This is a fun class project, which also produces a nice product – worthy of gift giving or keeping around long-term. Students provide a clean glass jar from home. It should be a jar with a wide mouth, such as a peanut butter jar, a canning jar, or a short squat jam jar. (We’ve also used spaghetti sauce or applesauce jars, plastic tubs, and plastic cups.)
This is part of our geology unit. We explain that the earth is made of layers of different kinds of rocks, and this layering activity is a way to experience that. We also share how mountains break up into big boulders, which break up into small rocks, which break into pebbles, then sand.
We set things up assembly line style, where kids go down the line, and put in first sand (this is an optional layer – it’s an inexpensive way to fill a little space at the bottom of the jar), then rocks and pebbles (important for drainage), then horticultural charcoal (to reduce odors and mold), then cactus soil, then the plant. (We used cacti and succulents.) Pack the soil in a little around the plant, and water it to compress it a bit – otherwise, the first time they water it at home, the soil compresses and leaves the plant poking up out of it. It just takes a few minutes per child with an adult helper.

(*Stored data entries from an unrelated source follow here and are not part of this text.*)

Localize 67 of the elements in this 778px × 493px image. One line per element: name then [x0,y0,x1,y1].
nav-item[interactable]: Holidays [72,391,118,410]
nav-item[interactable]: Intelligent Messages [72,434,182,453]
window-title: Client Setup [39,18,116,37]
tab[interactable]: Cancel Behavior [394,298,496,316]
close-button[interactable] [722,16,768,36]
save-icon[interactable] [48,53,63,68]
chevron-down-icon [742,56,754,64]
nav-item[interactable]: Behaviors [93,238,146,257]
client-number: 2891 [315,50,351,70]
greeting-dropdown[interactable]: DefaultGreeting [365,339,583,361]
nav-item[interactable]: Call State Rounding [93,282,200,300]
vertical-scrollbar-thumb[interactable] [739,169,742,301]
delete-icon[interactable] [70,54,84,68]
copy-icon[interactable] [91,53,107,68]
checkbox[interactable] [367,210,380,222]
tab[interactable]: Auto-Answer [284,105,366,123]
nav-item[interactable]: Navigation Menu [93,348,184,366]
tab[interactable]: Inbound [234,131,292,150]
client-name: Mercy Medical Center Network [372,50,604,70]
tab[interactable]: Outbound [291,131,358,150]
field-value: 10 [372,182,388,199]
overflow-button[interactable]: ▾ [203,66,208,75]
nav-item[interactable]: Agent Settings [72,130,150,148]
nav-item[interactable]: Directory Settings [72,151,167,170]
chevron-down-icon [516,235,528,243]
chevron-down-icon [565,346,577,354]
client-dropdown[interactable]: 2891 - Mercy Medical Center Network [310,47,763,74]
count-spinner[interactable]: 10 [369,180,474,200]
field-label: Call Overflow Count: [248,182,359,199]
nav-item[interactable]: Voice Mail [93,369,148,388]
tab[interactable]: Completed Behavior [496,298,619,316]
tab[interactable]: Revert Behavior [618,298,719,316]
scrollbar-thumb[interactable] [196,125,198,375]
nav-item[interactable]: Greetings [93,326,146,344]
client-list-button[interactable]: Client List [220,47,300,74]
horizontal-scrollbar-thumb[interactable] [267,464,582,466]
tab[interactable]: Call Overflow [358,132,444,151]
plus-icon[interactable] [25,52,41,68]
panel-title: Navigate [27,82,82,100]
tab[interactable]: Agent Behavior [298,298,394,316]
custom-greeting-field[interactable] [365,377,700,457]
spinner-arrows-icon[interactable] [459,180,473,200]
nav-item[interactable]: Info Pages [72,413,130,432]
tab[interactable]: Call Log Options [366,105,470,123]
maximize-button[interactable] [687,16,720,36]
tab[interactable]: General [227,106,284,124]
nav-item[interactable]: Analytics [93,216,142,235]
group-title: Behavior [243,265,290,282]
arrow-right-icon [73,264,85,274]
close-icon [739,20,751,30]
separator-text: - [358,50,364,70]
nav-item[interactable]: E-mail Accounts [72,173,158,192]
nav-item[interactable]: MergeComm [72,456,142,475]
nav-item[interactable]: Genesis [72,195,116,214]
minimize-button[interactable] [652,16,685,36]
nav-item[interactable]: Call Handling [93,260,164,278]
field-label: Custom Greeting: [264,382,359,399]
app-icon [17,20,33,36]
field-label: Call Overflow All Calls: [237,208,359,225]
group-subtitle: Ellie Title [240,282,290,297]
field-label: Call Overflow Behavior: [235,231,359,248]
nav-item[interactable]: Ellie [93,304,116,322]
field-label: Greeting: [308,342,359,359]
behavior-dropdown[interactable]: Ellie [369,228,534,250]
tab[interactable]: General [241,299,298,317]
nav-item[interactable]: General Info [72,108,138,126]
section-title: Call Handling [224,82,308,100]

Succulents are really easy to care for (and I say this as someone who DOES NOT garden, or own any other house plants!) Set them on a window sill that gets a fair amount of sun. And about once a week, give them an ounce or two of water. That’s it.
As an FYI, here’s the products / quantities we used to make 20 terrariums, in case you want to re-create the project. Horticultural Sand – 1 quart ~ $6. (If you have clean play sand, that may be a cheaper option.) Decorative garden rocks – 2 pounds of pebbles, 1 quart of larger rocks ~ $9 on Amazon, cheaper craft rocks at Michael’s. (You could “wild gather” your rocks, but you’d want to clean them so the terrarium is a pretty clean system.) Horticultural Charcoal – 1 quart – $10. Cactus Soil – 3 quarts ~ $9. Succulents – $37. Note: I haven’t had to buy succulents in the past two years, because during the year between classes, I propagate a new crop of baby succulents – it’s super easy but it takes a whole year!